The 77 K emission spectrum of [Pt(^tBu₃tpy)Cl]ClO₄, 1(ClO₄) (^tBu₃tpy = 4,4′,4″-tri-tert-butyl-2,2′:6′,2″-terpyridine), in a 10^-3 mol dm^-3 MeOH/EtOH glassy solution exhibits a 625 nm band attributed to ^tBu₃tpy π-π interactions, whereas a dilute solution (10^-6 mol dm^-3) shows a vibronic intraligand emission at λ_max 467 nm. By comparing the UV-vis spectra of 1 with the ¹IL-dominated spectrum of [Au(^tBu₃tpy)Cl]²⁺ (4) in CH₃CN, the moderately intense absorption band at λ_max 373-386 nm for the former is ascribed to a ¹MLCT [(5d)Pt → π*(^tBu₃tpy)] transition. The absorption spectrum of 1 contains a weak shoulder at 465 nm (∈ = 57 dm³ mol^-1 cm^-1) which obeys Beer's law in the concentration range 5 × 10^-4 to 1 × 10^-2 mol dm^-3, and a ³MLCT assignment is proposed. Ketonyl platinum(II) complexes [Pt(^tBu₃tpy){CH₂C(O)R}]ClO₄ (R = Me, 2 and R = Ph, 3) have been prepared from 1(ClO₄) in the presence of aqueous NaOH and the corresponding methyl ketone.
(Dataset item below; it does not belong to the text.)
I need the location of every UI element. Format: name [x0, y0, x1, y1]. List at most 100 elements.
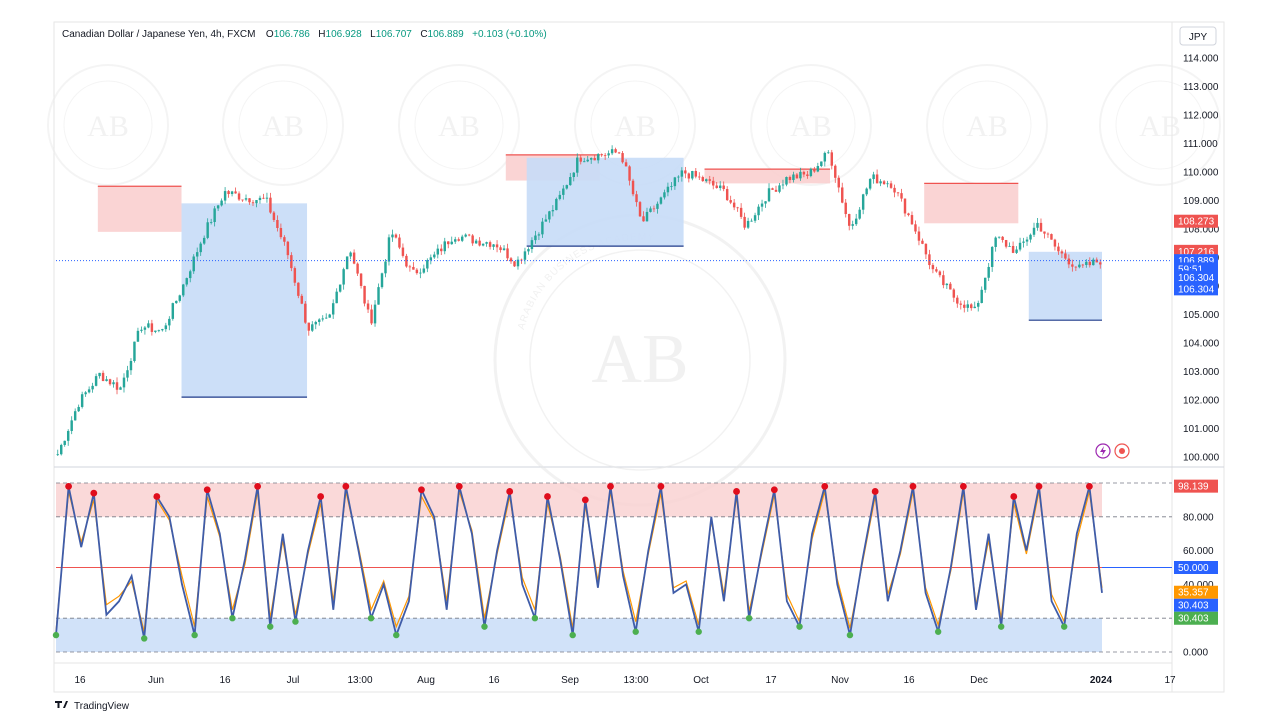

The molecular structures of 1(ClO₄) and 2(ClO₄)·C₂H₅OH reveal π-stacking orientations for the ^tBu₃tpy ligands with interplanar separations of ca. 3.8 and 3.6 Å, respectively. Complexes 2 and 3 are luminescent in solution at room temperature, and ³MLCT excited states are assigned, while 1 is nonemissive. The superior photophysical properties of 2 and 3 are ascribed to the stronger σ-donating ability of the ketonyl ligands. Like 1, complexes 2 and 3 also display low-energy emission at ca. 620 nm in 10^-3 mol dm^-3 MeOH/EtOH glass at 77 K. Complex 1(ClO₄) is emissive in crystalline form at 77 K only (λ_max 560 nm). Solid-state emissions of 2(ClO₄) and 3(ClO₄) at room temperature (λ_max 607 and 615 nm, respectively) are derived from weak stacking interactions between ^tBu₃tpy groups, while their emission maxima are red-shifted at 77 K. © 1999 American Chemical Society.